Properties of Short Gamma-Ray Burst Pulses from A BATSE TTE GRB Pulse Catalog

TL;DR

This study analyzes pulse properties of short gamma-ray bursts from a new BATSE catalog, revealing their complex temporal behaviors, correlations, and supporting external shocks as the origin of prompt emission across GRB classes.

Contribution

It provides a comprehensive analysis of short GRB pulse properties, classifies their light curves by complexity, and links their behaviors to external shock models, introducing a new transient type.

Findings

Most short GRBs are single-pulsed.

Pulse durations predict interpulse separation and subsequent pulse durations.

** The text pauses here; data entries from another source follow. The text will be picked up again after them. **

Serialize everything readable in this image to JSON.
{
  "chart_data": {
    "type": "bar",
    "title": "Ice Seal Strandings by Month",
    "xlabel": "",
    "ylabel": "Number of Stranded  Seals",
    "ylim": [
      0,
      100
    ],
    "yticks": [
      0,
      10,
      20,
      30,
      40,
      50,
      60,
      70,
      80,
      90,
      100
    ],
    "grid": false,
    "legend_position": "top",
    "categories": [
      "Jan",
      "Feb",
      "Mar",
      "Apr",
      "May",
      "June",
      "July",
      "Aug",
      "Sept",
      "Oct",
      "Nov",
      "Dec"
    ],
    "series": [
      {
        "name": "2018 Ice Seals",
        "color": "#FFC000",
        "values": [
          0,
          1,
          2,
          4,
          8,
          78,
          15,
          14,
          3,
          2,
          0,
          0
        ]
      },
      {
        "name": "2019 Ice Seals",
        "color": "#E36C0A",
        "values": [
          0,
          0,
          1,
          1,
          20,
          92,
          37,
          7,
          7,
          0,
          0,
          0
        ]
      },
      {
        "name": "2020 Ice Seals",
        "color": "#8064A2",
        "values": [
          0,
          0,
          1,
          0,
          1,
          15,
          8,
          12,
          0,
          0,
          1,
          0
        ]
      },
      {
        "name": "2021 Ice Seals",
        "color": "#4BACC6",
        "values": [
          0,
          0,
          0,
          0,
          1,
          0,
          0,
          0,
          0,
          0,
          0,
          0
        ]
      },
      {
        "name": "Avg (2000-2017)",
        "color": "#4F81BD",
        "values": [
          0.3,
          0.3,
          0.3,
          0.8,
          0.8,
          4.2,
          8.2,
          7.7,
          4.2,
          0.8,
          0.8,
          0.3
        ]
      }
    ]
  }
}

External shocks likely produce the prompt emission in short GRBs.

Abstract

We analyze pulse properties of Short gamma-ray bursts (GRBs) from a new catalog containing 434 pulses from 387 BATSE Time-Tagged Event (TTE) GRBs. Short GRB pulses exhibit correlated properties of duration, fluence, hardness, and amplitude, and they evolve hard-to-soft while undergoing similar triple-peaked light curves similar to those found in Long/Intermediate bursts. We classify pulse light curves using their temporal complexities, demonstrating that Short GRB pulses exhibit a range of complexities from smooth to highly variable. Most of the bright, hard, chaotic emission seen in complex pulses seems to represent a separate highly-variable emission component. Unlike Long/Intermediate bursts, as many as 90\% of Short GRBs are single-pulsed. However, emission in Short multi-pulsed bursts is coupled such that the first pulse's duration is a predictor of both the interpulse separation and subsequent pulse durations. These results strongly support the idea that external shocks produce the prompt emission seen in Short GRBs. The similarities between the triple-peaked structures and spectral evolution of Long, Short, and Intermediate GRBs then suggests that external shocks are responsible for the prompt emission observed in all GRB classes. In addition to these findings, we identify a new type of gamma-ray transient in which peak amplitudes occur at the end of the burst rather than at earlier times. Some of these "Crescendo" bursts are preceded by rapid-fire "Staccato" pulses, whereas the remaining are preceded by a variable episode that could be unresolved staccato pulses.